If you use Moby Dick in your training data and ask an LLM to write a book like Moby Dick (either explicitly or implicitly) then you're going to have an issue. Even if you split responsibilities so one LLM (training on Moby Dick) comes up with a structure/prompt and another LLM (not trained on Moby Dick) writes it, I don't think that'll really help you avoid the issue.
> So, when this gets to a court (which it will, it's not a question of "if"), the court will consider how necessary the source work was to what you did. If you used it for a direct translation (eg from C++ to Go) then you're going to lose. My prediction is that even using it in training data will be cause for a copyright claim.
This has a lot of similarity to when colorization of film started popping up. Did colorizing black and white movies suddenly change the copyright of the film? At this point is seems mostly the courts say no. But you may find sometimes people rule the other way and say yes. But it takes time and a lot of effort to get what in general people want.
But basically if you start with a 'spec' then make something you probably can get a wholly owned new thing. But if you start with the old thing and just transform it in some way. You can do that. But the original copyright holders still have rights too to the thing you mangled too.
If I remember right they called it 'color of copyright' or something like that.
The LLM bits you are probably right. But that has not been worked out by the law or the courts yet. So the courts may make up new case law around it. Or the lawmakers might get ahead of it and say something (unlikely).
A work could even have two copyrights! Copying a colorized film could require the permission of both the studio that made the film, and the studio that colorized it.
> And that error is that they look for technical compliance when so much of the law is subjective and holistic.
I know it sounds like an oversimplification, but "got off on a technicality" is a common thing among the well-connected and well-heeled. Sure, us nerds probably focus too much on the "technicality" part, since we are by definition technical, but the rest is wishy-washy, unfair BS as far as many of our brains work much of the time.
"Get off on a technicality" is largely police propaganda. The "technicality" tends to be the police violated their rights in some way or did something illegal.
And if you get to trial (without being coerced into a guilty plea for something you may not have done [1]), the cops will lie constantly in police reports and even on the stand. It happens so often it has a name: testalying [2].
The well-connected don't really get off on a "technicality". They simply never get charged in the first place. Only two people were ever charged because of Jeffrey Epstein.

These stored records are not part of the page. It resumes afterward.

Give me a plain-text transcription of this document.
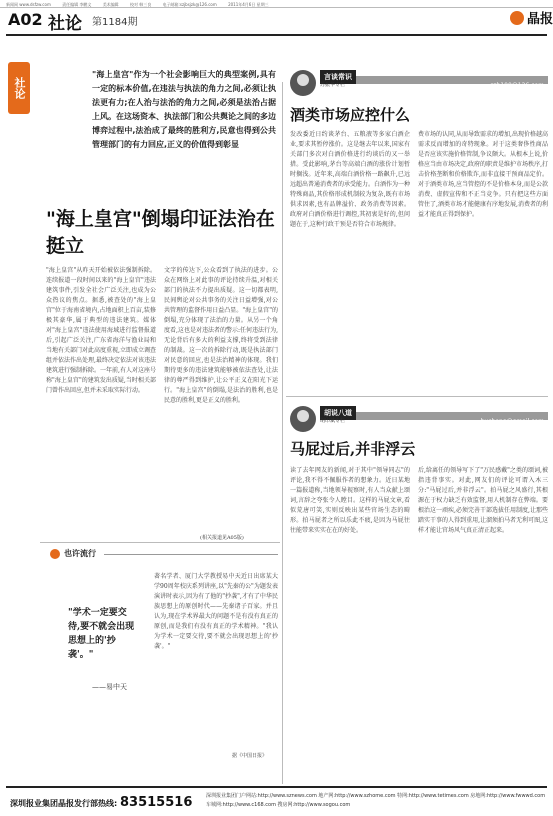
新闻网 www.dsfzw.com	责任编辑 李鹏文	美术编辑	校对 韩三良	电子邮箱:szjbsjzk@126.com	2011年4月6日 星期三
A02 社论 第1184期	晶报
社论
"海上皇宫"作为一个社会影响巨大的典型案例,具有一定的标本价值,在违法与执法的角力之间,必须让执法更有力;在人治与法治的角力之间,必须是法治占据上风。在这场资本、执法部门和公共舆论之间的多边博弈过程中,法治成了最终的胜利方,民意也得到公共管理部门的有力回应,正义的价值得到彰显
"海上皇宫"倒塌印证法治在挺立
"海上皇宫"从昨天开始被依法强制拆除。连续报道一段时间以来的"海上皇宫"违法建筑事件,引发全社会广泛关注,也成为公众热议的焦点。据悉,被查处的"海上皇宫"位于海南省境内,占地面积上百亩,装修极其豪华,属于典型的违法建筑。媒体对"海上皇宫"违法使用海域进行监督报道后,引起广泛关注,广东省海洋与渔业局和当地有关部门对此高度重视,立即成立调查组并依法作出处理,最终决定依法对该违法建筑进行强制拆除。一年前,有人对这座号称"海上皇宫"的建筑发出质疑,当时相关部门曾作出回应,但并未采取实际行动。
文字的传达下,公众看到了执法的进步。公众在网络上对此事的评论持续升温,对相关部门的执法不力提出质疑。这一切都表明,民间舆论对公共事务的关注日益增强,对公共管理的监督作用日益凸显。"海上皇宫"的倒塌,充分体现了法治的力量。从另一个角度看,这也是对违法者的警示:任何违法行为,无论背后有多大的利益支撑,终将受到法律的制裁。这一次的拆除行动,既是执法部门对民意的回应,也是法治精神的体现。我们期待更多的违法建筑能够被依法查处,让法律的尊严得到维护,让公平正义在阳光下运行。"海上皇宫"的倒塌,是法治的胜利,也是民意的胜利,更是正义的胜利。
(相关报道见A05版)
szh100@126.com
言谈常识
苏振华专栏
酒类市场应控什么
发改委近日约谈茅台、五粮液等多家白酒企业,要求其暂停涨价。这是继去年以来,国家有关部门多次对白酒价格进行约谈后的又一举措。受此影响,茅台等高端白酒的涨价计划暂时搁浅。近年来,高端白酒价格一路飙升,已远远超出普通消费者的承受能力。白酒作为一种特殊商品,其价格形成机制较为复杂,既有市场供求因素,也有品牌溢价、政务消费等因素。政府对白酒价格进行调控,其初衷是好的,但问题在于,这种行政干预是否符合市场规律。
费市场的认同,从而导致需求的增加,出现价格越高需求反而增加的奇特现象。对于这类奢侈性商品是否应该实施价格管制,争议颇大。从根本上说,价格应当由市场决定,政府的职责是维护市场秩序,打击价格垄断和价格欺诈,而非直接干预商品定价。对于酒类市场,应当管控的不是价格本身,而是公款消费、虚假宣传和不正当竞争。只有把这些方面管住了,酒类市场才能健康有序地发展,消费者的利益才能真正得到保护。
buchong@gmail.com
胡说八道
胡印斌专栏
马屁过后,并非浮云
读了去年网友的新闻,对于其中"领导同志"的评论,我不得不佩服作者的想象力。近日某地一篇报道称,当地领导视察时,有人当众献上颂词,言辞之夸张令人瞠目。这样的马屁文章,看似荒唐可笑,实则反映出某些官场生态的畸形。拍马屁者之所以乐此不疲,是因为马屁往往能带来实实在在的好处。
后,给离任的领导写下了"万民感戴"之类的颂词,被指违背事实。对此,网友们的评论可谓入木三分:"马屁过后,并非浮云"。拍马屁之风盛行,其根源在于权力缺乏有效监督,用人机制存在弊端。要根治这一顽疾,必须完善干部选拔任用制度,让那些踏实干事的人得到重用,让溜须拍马者无利可图,这样才能让官场风气真正清正起来。
也许流行
"学术一定要交待,要不就会出现思想上的'抄袭'。"
——易中天
著名学者、厦门大学教授易中天近日出席某大学90周年校庆系列讲座,以"先秦的公"为题发表演讲时表示,因为有了他的"抄袭",才有了中华民族思想上的原创时代——先秦诸子百家。并且认为,现在学术界最大的问题不是有没有真正的原创,而是我们有没有真正的学术精神。"我认为学术一定要交待,要不就会出现思想上的'抄袭'。"
据《中国日报》
深圳报业集团晶报发行部热线: 83515516	深圳报业集团门户网站:http://www.sznews.com 地产网:http://www.szhome.com 特网:http://www.tetimes.com 房地网:http://www.fwwwd.com 车城网:http://www.c168.com 搜房网:http://www.sogou.com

One is Epstein, who died, and the other is Ghislane Maxwell who got convicted of trafficking minors to... nobody in particular... and is now in a low-security work camp it's technically illegal for sex offenders to be in.
And even if somehow you, as a connected person, are charged and convicted, well you just buy a pardon [3].
North Dakota jury breaking things to please Daddy T. On a larger scale, jury trials for defamation are a ticking time bomb catastrophe, long term incompatible with free speech. Source: was on a defamation jury and it was an utter clown fiesta and pretty close to ended my remaining faith in the US legal system and the population as a whole.
Jury trials for defamation have been a thing since forever and haven't caused a catastrophe yet. Jury trials occasionally get things wrong as a matter of law, which is why we have an appeals process.